On January 4, 2024, the first Science article of 2024 was published by the team of Professor Yang Peidong, a member of three academies in China and the United States and an inorganic chemist at the University of California, Berkeley.

Blue and green emitters with high photoluminescence quantum yields are currently at the forefront of research in solid-state lighting and color displays. Prof. Peidong Yang's team has demonstrated blue and green emitting materials with near-uniform photoluminescence efficiencies through supramolecular assembly of hafnium and zirconium halide octahedral clusters. The highly luminescent halide chalcogenide powders have excellent solution-processability for thin-film displays and self-illuminated 3D printing. The photoluminescent powders were homogeneously dispersed into the resin by stirring and sonication. The blue and green emitters were assembled into complex macroscopic and microscopic structures using a multimaterial digital light printing method. The resin was rapidly transformed into solid 3D structures under 405 nm structural UV light irradiation.
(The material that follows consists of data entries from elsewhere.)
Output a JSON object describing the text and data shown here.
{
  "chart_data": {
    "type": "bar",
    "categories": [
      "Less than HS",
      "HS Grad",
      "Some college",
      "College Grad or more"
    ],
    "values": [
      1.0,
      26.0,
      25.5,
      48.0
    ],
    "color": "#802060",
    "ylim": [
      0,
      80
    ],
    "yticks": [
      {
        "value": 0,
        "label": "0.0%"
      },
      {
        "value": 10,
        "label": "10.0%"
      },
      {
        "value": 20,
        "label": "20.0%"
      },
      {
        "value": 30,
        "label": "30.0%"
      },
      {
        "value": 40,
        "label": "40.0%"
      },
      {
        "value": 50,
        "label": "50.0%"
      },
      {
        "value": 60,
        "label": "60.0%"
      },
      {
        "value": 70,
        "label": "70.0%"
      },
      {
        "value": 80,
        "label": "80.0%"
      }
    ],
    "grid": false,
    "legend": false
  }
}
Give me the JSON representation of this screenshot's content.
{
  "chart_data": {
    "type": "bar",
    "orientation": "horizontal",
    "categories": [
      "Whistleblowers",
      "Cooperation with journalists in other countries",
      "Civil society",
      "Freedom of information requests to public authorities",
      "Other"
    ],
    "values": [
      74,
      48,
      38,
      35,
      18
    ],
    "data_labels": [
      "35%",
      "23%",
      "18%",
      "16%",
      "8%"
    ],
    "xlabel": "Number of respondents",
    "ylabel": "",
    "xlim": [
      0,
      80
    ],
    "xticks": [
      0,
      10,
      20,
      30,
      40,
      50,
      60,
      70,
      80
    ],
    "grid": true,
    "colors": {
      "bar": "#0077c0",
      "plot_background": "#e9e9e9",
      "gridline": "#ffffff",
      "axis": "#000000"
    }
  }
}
Printed architectural models of the Eiffel Tower show their respective blue and green colors after 254 nm excitation. Both Eiffel Towers are within a few centimeters of each other and feature high-resolution spatial features.A close-up view of the boundary between the blue and green emitting regions within the 3D-printed octet truss structure reveals a high degree of precision in the color transitions, with no color crossover on either side. The octet truss structure with dual emission also achieves bright emission and high structural accuracy.The potential applications for 3D printed light-emitting structures are vast and evolving, ranging from complex lighting solutions for indoor environments to seamless integration into wearable devices.